More than 80 delegates attended the hybrid event, held online and in Sheffield. It followed 2021's successful workshop on Artificial Intelligence in Additive Manufacture (AM).

It provided an opportunity to connect with about 45 colleagues in person and 35 online delegates to address some AM monitoring, control, and data challenges.

The joint workshop on Artificial Intelligence in Additive Manufacture, covered the following topics:

  • In-process Control in Additive Manufacture
  • Data handling in AM
  • Process Modelling and Simulation
  • Digital qualification of processes and materials

The programme included MAPP Director Prof. Iain Todd, Prof. Eduard Hryha, director of CAM2, and speakers from Chalmers, University of Sheffield, Carpenter Additive, Amexci AB, Siemens, the University of Cambridge, and Rolls-Royce plc.

Prof. Eduard Hryha speaking at the second joint MAPP and CAM2 workshop. - Eduard Hryha, Professor in Powder Metallurgy and Metal Additive Manufacturing at Chalmers University of Technology, director of the CAM2 centre, speaking at the second joint MAPP and CAM2 workshop.
Prof.
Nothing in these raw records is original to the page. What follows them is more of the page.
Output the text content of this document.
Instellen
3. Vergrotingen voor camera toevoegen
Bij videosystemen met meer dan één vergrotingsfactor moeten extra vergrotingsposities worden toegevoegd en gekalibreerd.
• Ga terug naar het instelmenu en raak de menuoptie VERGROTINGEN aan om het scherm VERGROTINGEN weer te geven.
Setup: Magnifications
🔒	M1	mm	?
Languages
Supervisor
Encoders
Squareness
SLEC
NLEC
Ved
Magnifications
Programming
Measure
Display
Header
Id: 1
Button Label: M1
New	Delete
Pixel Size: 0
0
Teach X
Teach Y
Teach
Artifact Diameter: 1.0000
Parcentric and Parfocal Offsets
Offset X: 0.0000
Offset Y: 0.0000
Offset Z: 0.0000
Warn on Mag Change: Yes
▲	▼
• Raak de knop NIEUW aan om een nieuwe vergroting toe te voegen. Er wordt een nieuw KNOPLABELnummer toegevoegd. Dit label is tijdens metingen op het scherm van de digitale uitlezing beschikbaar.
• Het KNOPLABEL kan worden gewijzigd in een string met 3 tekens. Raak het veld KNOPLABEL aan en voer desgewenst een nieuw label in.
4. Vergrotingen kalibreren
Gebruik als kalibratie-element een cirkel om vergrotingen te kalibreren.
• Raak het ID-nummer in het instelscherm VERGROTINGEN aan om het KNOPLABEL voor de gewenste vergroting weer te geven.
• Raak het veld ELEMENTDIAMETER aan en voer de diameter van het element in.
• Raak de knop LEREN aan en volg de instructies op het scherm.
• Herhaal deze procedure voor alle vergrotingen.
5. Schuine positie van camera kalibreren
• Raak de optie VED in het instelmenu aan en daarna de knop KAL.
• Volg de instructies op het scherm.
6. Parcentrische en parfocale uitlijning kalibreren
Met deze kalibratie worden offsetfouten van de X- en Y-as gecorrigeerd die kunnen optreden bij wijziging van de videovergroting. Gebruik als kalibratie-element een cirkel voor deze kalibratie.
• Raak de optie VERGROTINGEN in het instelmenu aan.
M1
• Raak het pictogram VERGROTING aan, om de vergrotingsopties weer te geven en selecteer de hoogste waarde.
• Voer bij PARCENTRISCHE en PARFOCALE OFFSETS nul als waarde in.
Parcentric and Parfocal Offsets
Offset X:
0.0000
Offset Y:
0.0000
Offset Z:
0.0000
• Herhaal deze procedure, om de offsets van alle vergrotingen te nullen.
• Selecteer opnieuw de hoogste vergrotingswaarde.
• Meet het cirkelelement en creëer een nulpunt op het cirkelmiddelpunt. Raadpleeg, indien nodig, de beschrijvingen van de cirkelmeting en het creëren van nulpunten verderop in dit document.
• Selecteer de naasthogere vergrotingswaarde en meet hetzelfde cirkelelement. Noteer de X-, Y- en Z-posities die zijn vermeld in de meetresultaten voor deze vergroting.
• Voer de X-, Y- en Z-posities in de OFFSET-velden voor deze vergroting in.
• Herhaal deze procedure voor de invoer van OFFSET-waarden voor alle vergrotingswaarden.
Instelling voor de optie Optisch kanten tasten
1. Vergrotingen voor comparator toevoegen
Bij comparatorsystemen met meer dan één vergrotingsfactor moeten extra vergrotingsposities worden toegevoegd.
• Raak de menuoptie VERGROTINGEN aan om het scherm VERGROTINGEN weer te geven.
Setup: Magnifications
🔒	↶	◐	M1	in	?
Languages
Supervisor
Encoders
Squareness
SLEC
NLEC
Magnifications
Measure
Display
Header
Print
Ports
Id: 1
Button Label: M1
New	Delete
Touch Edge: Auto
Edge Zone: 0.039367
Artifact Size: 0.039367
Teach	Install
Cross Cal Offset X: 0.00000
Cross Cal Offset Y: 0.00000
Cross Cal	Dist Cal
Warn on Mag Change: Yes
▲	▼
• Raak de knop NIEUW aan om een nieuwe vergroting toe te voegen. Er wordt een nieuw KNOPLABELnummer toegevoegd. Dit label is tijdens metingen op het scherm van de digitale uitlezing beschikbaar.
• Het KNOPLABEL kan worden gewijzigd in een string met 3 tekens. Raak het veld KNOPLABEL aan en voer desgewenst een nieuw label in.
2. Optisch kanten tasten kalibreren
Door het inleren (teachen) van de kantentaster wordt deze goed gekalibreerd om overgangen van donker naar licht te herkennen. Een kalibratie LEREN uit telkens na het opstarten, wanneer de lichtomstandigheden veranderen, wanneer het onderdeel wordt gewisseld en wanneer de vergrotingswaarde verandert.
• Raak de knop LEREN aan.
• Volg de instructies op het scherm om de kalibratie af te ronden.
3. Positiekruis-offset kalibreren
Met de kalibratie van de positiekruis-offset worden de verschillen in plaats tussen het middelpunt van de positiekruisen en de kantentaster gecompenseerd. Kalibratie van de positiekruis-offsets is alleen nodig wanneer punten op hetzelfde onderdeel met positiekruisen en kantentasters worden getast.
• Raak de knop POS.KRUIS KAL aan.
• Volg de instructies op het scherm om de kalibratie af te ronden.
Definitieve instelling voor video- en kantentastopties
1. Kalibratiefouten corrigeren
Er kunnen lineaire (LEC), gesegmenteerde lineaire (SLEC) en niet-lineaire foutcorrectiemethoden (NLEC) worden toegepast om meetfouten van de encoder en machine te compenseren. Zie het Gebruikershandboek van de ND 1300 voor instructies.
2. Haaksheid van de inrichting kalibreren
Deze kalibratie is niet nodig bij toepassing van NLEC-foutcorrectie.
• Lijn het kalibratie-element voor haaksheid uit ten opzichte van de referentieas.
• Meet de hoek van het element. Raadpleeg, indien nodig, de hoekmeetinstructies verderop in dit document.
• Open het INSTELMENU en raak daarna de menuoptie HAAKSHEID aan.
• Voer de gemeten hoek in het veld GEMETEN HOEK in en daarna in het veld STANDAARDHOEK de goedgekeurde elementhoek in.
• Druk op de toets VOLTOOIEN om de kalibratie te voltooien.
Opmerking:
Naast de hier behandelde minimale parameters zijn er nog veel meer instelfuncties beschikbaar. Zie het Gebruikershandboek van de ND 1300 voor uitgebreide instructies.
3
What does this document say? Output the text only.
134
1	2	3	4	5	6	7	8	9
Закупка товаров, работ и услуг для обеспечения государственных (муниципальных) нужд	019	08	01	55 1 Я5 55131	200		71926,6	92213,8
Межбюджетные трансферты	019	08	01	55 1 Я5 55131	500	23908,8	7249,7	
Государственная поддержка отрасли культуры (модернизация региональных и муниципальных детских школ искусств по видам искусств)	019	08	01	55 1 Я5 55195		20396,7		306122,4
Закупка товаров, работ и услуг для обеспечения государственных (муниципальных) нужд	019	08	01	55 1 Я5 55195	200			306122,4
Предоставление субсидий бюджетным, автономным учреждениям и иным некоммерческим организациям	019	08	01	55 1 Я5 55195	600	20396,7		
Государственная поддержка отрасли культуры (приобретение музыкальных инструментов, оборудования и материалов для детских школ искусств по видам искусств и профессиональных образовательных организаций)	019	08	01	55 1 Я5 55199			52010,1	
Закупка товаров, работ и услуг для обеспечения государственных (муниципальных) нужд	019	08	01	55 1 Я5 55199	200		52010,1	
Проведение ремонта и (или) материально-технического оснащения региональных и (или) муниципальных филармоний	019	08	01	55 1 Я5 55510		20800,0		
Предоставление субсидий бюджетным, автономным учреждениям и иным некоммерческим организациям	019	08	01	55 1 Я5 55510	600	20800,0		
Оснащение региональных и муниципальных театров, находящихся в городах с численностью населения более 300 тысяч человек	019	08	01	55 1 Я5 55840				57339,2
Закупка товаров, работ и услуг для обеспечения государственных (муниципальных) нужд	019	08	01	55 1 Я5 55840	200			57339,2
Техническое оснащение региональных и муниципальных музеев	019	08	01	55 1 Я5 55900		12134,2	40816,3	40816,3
Eduard Hryha speaking at the second joint MAPP and CAM2 workshop.

AM allows almost unlimited freedom of component design for designers and engineers, enabling the direct manufacture of complex components that are not possible or feasible to produce by other technologies.

AM also has rather unexploited potential to offer materials engineers and metallurgists the freedom to control microstructure and materials properties in ways that were previously also seen as being “impossible”.

However, practical utilization of this potential requires an extremely high degree of control over the AM process on the micro-and macro-level. This requires the development of machine control and sensor technologies in combination with modelling and machine learning tools to enable process control and its tailoring to utilize the benefits of material and component design as well as to assure process robustness.

Prof. Iain Todd speaking at the second joint MAPP and CAM2 workshop. - Iain Todd, Professor of Metallurgy at the University of Sheffield, Director of the MAPP EPSRC Future Manufacturing Hub speaking at the second joint MAPP and CAM2 workshop.
Prof. Iain Todd speaking at the second joint MAPP and CAM2 workshop.


Researchers, at CAM2 and MAPP, have been deeply involved in the development of new methods and strategies and their application to the control of the AM processes and components manufactured by AM. This workshop focused on this research and the opportunities that the digitalisation of the AM process offers and the continuing research challenges that it presents.